Gordon's Village Vanguard

March 02, 2018, by Ali

We’ve entered the Jazz Age (or really the late Jazz Age) with this weekend’s readings, chapters twelve through seventeen of Max Gordon’s Live at the Village Vanguard. We pretty much just jumped right into the book, robbing us of some history on the Village Vanguard itself.

The club was opened by Max Gordon himself, something you might not have gotten if you hadn’t read the prologue. According to Wikipedia, he opened it in 1935 but the Vanguard didn’t go full jazz until 1957. The book is not quite a memoir but a retelling of Gordon’s memories of running the club over the past fifty years (and it still stands even today).

Gordon’s stories, while an interesting look at the NYC jazz scene and the people who made it happen during its heyday, are shallow and simple. He doesn’t really dive deep or below the surface of what was going on (or really provide context), he just kind of tells it as it was. He tells six entirely different stories yet in total they don’t even take up a full forty pages. For such a fascinating subject, it would’ve been nice if he had expanded and elaborated.

I once heard that the only two true American art forms are jazz and comic books (personally I would add television as the third but that’s another subject). But Gordon doesn’t really spend any time focusing on the musicality. His focus is mostly on the people of the jazz scene but he doesn’t spend much time on their achievements either. From someone who presumably saw first hand how Jazz music changed over a year, it is a shame he sets the musical aspect to the side, turning the book into one human interest story, when it could’ve been an analytical look at one of America’s only true art forms.

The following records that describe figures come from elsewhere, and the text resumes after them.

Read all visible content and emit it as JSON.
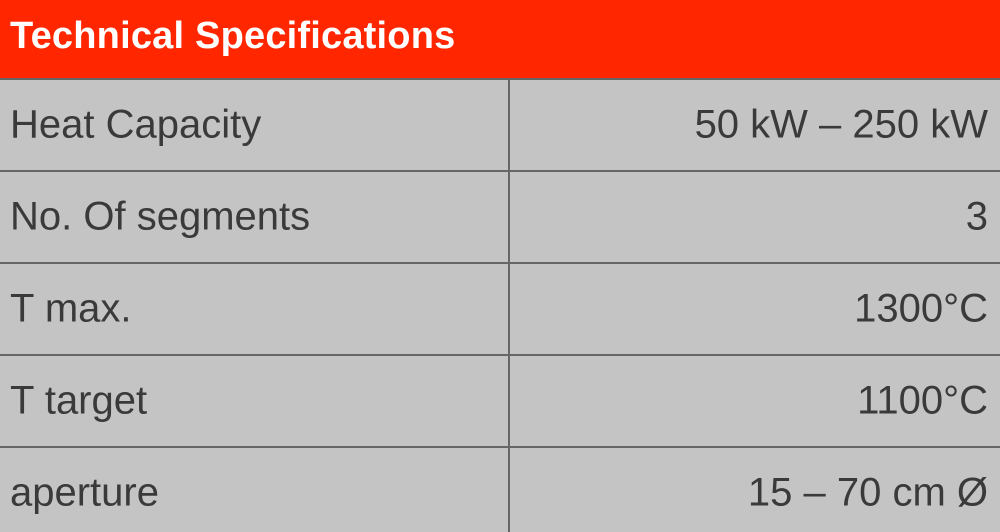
{
  "title": "Technical Specifications",
  "rows": [
    {
      "label": "Heat Capacity",
      "value": "50 kW – 250 kW"
    },
    {
      "label": "No. Of segments",
      "value": "3"
    },
    {
      "label": "T max.",
      "value": "1300°C"
    },
    {
      "label": "T target",
      "value": "1100°C"
    },
    {
      "label": "aperture",
      "value": "15 – 70 cm Ø"
    }
  ],
  "colors": {
    "header_background": "#ff2600",
    "header_text": "#ffffff",
    "row_background": "#c4c4c4",
    "text": "#3a3a3a",
    "grid": "#666666"
  }
}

My criticisms aside, Gordon does make some interesting observations. One anecdote I found particularly interesting was when Gordon asked Miles Davis to play behind one of the girl singers at the club. Davis refused, saying “I don’t play behind no girl singer”. That girl singer, as Gordon puts it, went on to be the dog cloner herself Barbra Streisand. Gordon doesn’t really continue with the story from there, but I can’t help but be absolutely fascinated by this little tidbit. I mean Davis and Streisand are both legends in every sense of the word and the idea of them crossing (tension-filled) paths in a small Greenwich Village nightclub is absolutely insane to me.

One other observation I enjoyed was the story about LSD and the Laboratory of Human Development at Harvard. A big fan of The Beatles and a watcher of Mad Men, I knew about how people thought LSD was basically a health thing designed to “open your mind” but reading about it first-hand was a different (yet still ridiculous) experience. I mean sure you can do a lot worse than LSD (cocaine, heroin, ecstasy, etc.) but that doesn’t mean it’s good for you. It’s funny that people actually thought this way and experimenting with it was just a part of science in the 60’s.

So while I didn’t find this book to be particularly revealing, it was still a fun read. I just wish there was more.